I most recently worked in 16mm colour as the Director of Photography for a 30-minute film that played in the Toronto Short Film Festival, called The Devil & Ms. Jones, and excerpted here...
Shooting on film is a great experience, and I do miss it, but not really because of its visual properties (and I'll explain why not in an upcoming post, above). Mostly I miss the challenge of it. Working on film is like flying without a net. Film cameras don't normally come with LCD screens attached, and even when they do, no video monitor can show you how the light will fall on that emulsion. You have to know it in advance, because you've tested on your film stock and you understand the language of light with a fluency that you can get away without on video.
Now there's no doubt that being well-versed in film photography is a big advantage when lighting for DV (much more so than vice versa), but strictly-speaking, it isn't completely necessary to get the job done. So there's a whole range of skills that only gets a vital workout on film. And when you haven't done it in a while ... yeah. You miss it.

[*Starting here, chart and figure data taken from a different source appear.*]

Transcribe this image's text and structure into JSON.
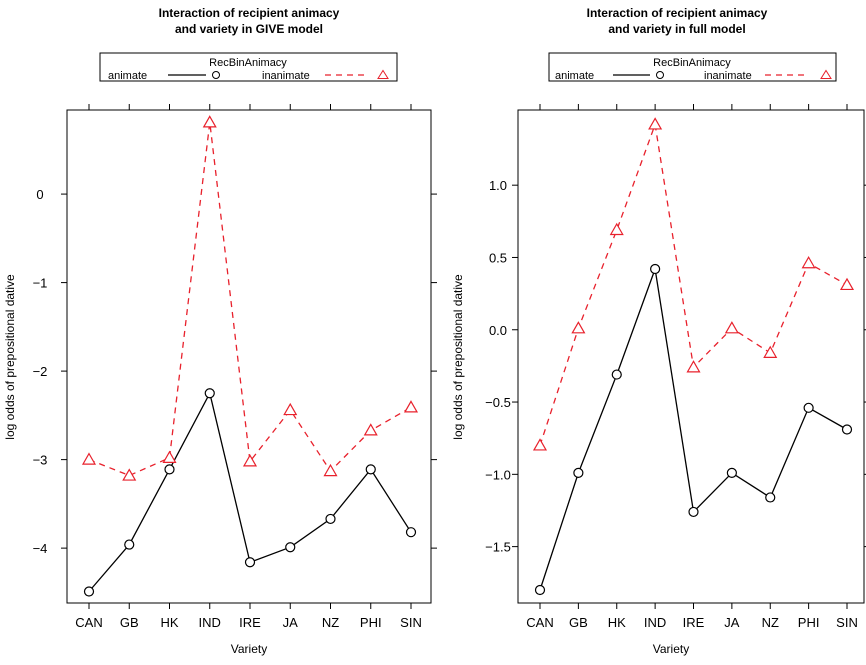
{
  "legend": {
    "title": "RecBinAnimacy",
    "items": [
      {
        "label": "animate",
        "color": "#000000",
        "dash": "solid",
        "marker": "circle"
      },
      {
        "label": "inanimate",
        "color": "#e8212c",
        "dash": "dashed",
        "marker": "triangle"
      }
    ]
  },
  "chart_data": [
    {
      "type": "line",
      "title_lines": [
        "Interaction of recipient animacy",
        "and variety in GIVE model"
      ],
      "xlabel": "Variety",
      "ylabel": "log odds of prepositional dative",
      "categories": [
        "CAN",
        "GB",
        "HK",
        "IND",
        "IRE",
        "JA",
        "NZ",
        "PHI",
        "SIN"
      ],
      "ylim": [
        -4.62,
        0.95
      ],
      "yticks": [
        0,
        -1,
        -2,
        -3,
        -4
      ],
      "ytick_labels": [
        "0",
        "−1",
        "−2",
        "−3",
        "−4"
      ],
      "series": [
        {
          "name": "animate",
          "values": [
            -4.49,
            -3.96,
            -3.11,
            -2.25,
            -4.16,
            -3.99,
            -3.67,
            -3.11,
            -3.82
          ]
        },
        {
          "name": "inanimate",
          "values": [
            -3.0,
            -3.18,
            -2.98,
            0.81,
            -3.02,
            -2.44,
            -3.13,
            -2.67,
            -2.41
          ]
        }
      ]
    },
    {
      "type": "line",
      "title_lines": [
        "Interaction of recipient animacy",
        "and variety in full model"
      ],
      "xlabel": "Variety",
      "ylabel": "log odds of prepositional dative",
      "categories": [
        "CAN",
        "GB",
        "HK",
        "IND",
        "IRE",
        "JA",
        "NZ",
        "PHI",
        "SIN"
      ],
      "ylim": [
        -1.89,
        1.52
      ],
      "yticks": [
        1.0,
        0.5,
        0.0,
        -0.5,
        -1.0,
        -1.5
      ],
      "ytick_labels": [
        "1.0",
        "0.5",
        "0.0",
        "−0.5",
        "−1.0",
        "−1.5"
      ],
      "series": [
        {
          "name": "animate",
          "values": [
            -1.8,
            -0.99,
            -0.31,
            0.42,
            -1.26,
            -0.99,
            -1.16,
            -0.54,
            -0.69
          ]
        },
        {
          "name": "inanimate",
          "values": [
            -0.8,
            0.01,
            0.69,
            1.42,
            -0.26,
            0.01,
            -0.16,
            0.46,
            0.31
          ]
        }
      ]
    }
  ]
}
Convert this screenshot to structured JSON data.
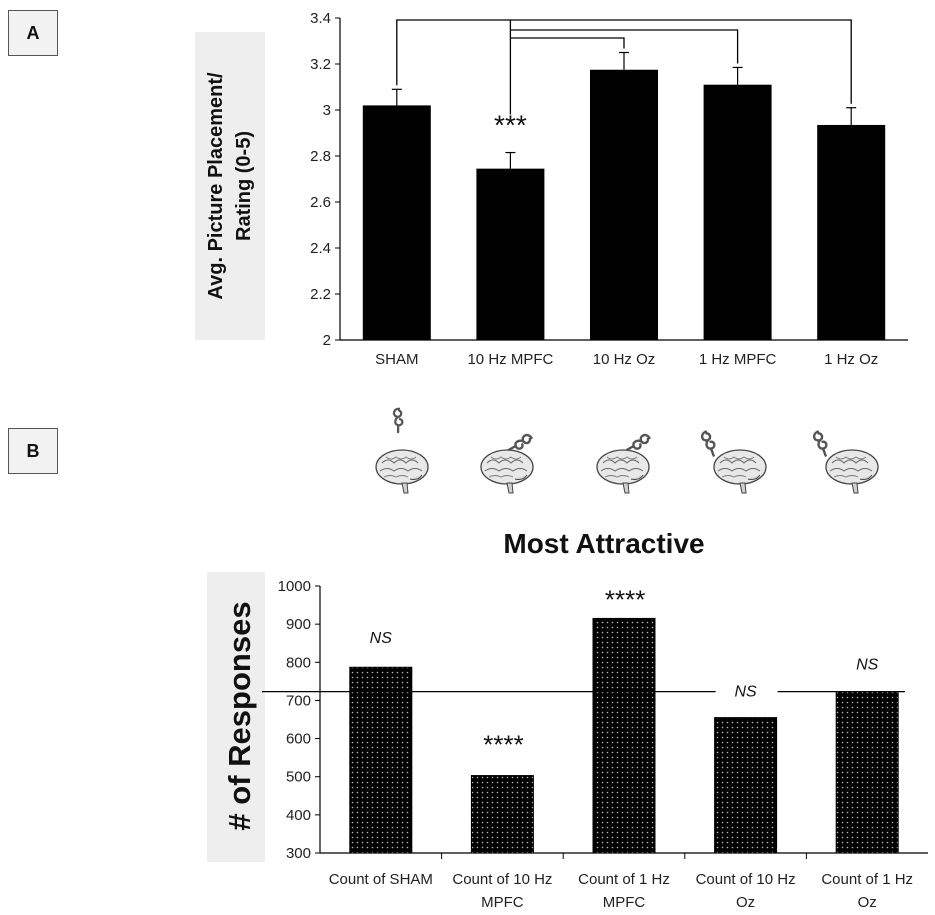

Other projects I have shot on 16mm colour include the following two student films from my time at Ryerson in the film certificate program: Filmmaking in Two Easy Steps (as the writer, director, cinematographer, and editor); and The Payoff (as the cinematographer).
Incidentally, the script for Filmmaking in Two Easy Steps is a 16-beat quad, the first one I ever wrote for the screen. And coming full circle in a way I never would have predicted ten years ago,
I've been writing a lot more of them lately.